U.S. diplomat accused of spying for communist Cuba changes mind, will plead guilty to the charges

Victor Manuel Roach, who was arrested in December for working as a spy for the Castro dictatorship for decades, told the judge in his case that he will plead guilty to the charges. Appearing in court on Thursday, Rocha and his attorneys let the judge know he will accept the plea deal offered by prosecutors.

Via the AP:

A former career U.S. diplomat told a federal judge Thursday he will plead guilty to charges of working for decades as a secret agent for communist Cuba, an unexpectedly swift resolution to a case prosecutors called one of the most brazen betrayals in the history of the U.S. foreign service.

Manuel Rocha’s stunning fall from grace could culminate in a lengthy prison term after the 73-year-old said he would admit to federal counts of conspiring to act as an agent of a foreign government.

Prosecutors and Rocha’s attorney indicated the plea deal includes an agreed-upon sentence but they did not disclose details at a hearing Thursday. He is due back in court April 12, when he is scheduled to formalize his guilty plea and be sentenced.

“I am in agreement,” said Rocha, shackled at the hands and ankles, when asked by U.S. District Court Judge Beth Bloom if he wished to change his plea to guilty.
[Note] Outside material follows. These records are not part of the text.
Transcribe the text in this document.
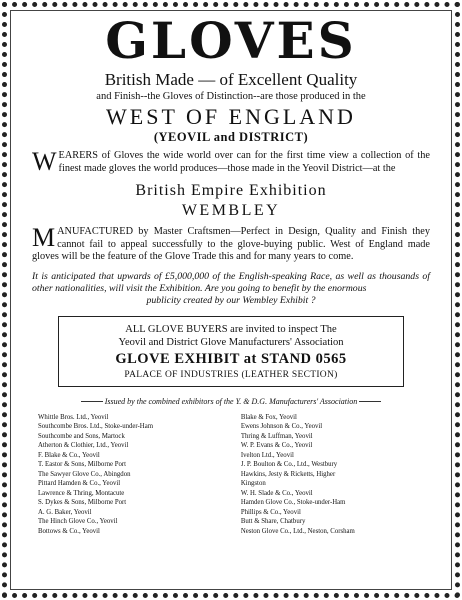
GLOVES
British Made — of Excellent Quality
and Finish--the Gloves of Distinction--are those produced in the
WEST OF ENGLAND
(YEOVIL and DISTRICT)
WEARERS of Gloves the wide world over can for the first time view a collection of the finest made gloves the world produces—those made in the Yeovil District—at the
British Empire Exhibition
WEMBLEY
MANUFACTURED by Master Craftsmen—Perfect in Design, Quality and Finish they cannot fail to appeal successfully to the glove-buying public. West of England made gloves will be the feature of the Glove Trade this and for many years to come.
It is anticipated that upwards of £5,000,000 of the English-speaking Race, as well as thousands of other nationalities, will visit the Exhibition. Are you going to benefit by the enormous
publicity created by our Wembley Exhibit ?
ALL GLOVE BUYERS are invited to inspect The
Yeovil and District Glove Manufacturers' Association
GLOVE EXHIBIT at STAND 0565
PALACE OF INDUSTRIES (LEATHER SECTION)
Issued by the combined exhibitors of the Y. & D.G. Manufacturers' Association
Whittle Bros. Ltd., Yeovil
Southcombe Bros. Ltd., Stoke-under-Ham
Southcombe and Sons, Martock
Atherton & Clothier, Ltd., Yeovil
F. Blake & Co., Yeovil
T. Eastor & Sons, Milborne Port
The Sawyer Glove Co., Abingdon
Pittard Hamden & Co., Yeovil
Lawrence & Thring, Montacute
S. Dykes & Sons, Milborne Port
A. G. Baker, Yeovil
The Hinch Glove Co., Yeovil
Bottows & Co., Yeovil
Blake & Fox, Yeovil
Ewens Johnson & Co., Yeovil
Thring & Luffman, Yeovil
W. P. Evans & Co., Yeovil
Ivelton Ltd., Yeovil
J. P. Boulton & Co., Ltd., Westbury
Hawkins, Jesty & Ricketts, Higher
Kingston
W. H. Slade & Co., Yeovil
Hamden Glove Co., Stoke-under-Ham
Phillips & Co., Yeovil
Butt & Share, Chatbury
Neston Glove Co., Ltd., Neston, Corsham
Prosecutors, in exchange, agreed to drop 13 counts including wire fraud and making false statements.

The brief hearing shed no new light on the question that has proved elusive since Rocha’s arrest in December: What exactly did he do to help Cuba while working at the State Department for two decades? That included stints as ambassador to Bolivia and top posts in Argentina, Mexico, the White House and the U.S. Interests Section in Havana.

By accepting the deal offered by prosecutors and pleading guilty, Manuel Rocha is ensured a prison sentence. However, it also ensures the public will never know the full extent of his treason. A win for the Castro dictatorship and the extensive espionage operations the Cuban regime carries out on U.S. soil.

Rocha may be taking the path of least resistance here, knowing he had little to no chance of winning if his case went to trial. But knowing how the Castro regime works, he could also be taking the safest path to ensure his family doesn’t pay the consequences if more damaging details of the Cuban dictatorship’s operations in the U.S. are revealed to the public during a trial.

3 thoughts on “U.S. diplomat accused of spying for communist Cuba changes mind, will plead guilty to the charges”

  1. Of course he changed his mind. This is now a legal game, and he’ll get off lighter this way, just as the Puerto Rican traitor got off lighter by “cooperating.” The US intel people obviously dropped the ball big time, again, and it’s better for everybody to tidy this up as much and as quickly as possible and “move on.”

  2. What’s astounding is that a bankrupt third world POS like the Cuban regime has so many spies in the US. In that respect it behaves more like a large, sophisticated country than the LATRINE POS it is.

    Which leads me to the mainstream media that despite all of the spies Cuba has still enables it and believes all of the corrupted pro-Cuba reports those spies put out like the pro-regime studies that Puerto Rican woman used to create.

    • It seems Castro, Inc. has been remarkably successful at recruiting spies prepared to betray the US for ideological rather than monetary reasons. No doubt that’s been deliberate, since the regime has always avoided paying anybody for anything insofar as possible. But yes, it has found such people, which suggests they’re more plentiful than one imagines–same as perverse people in general.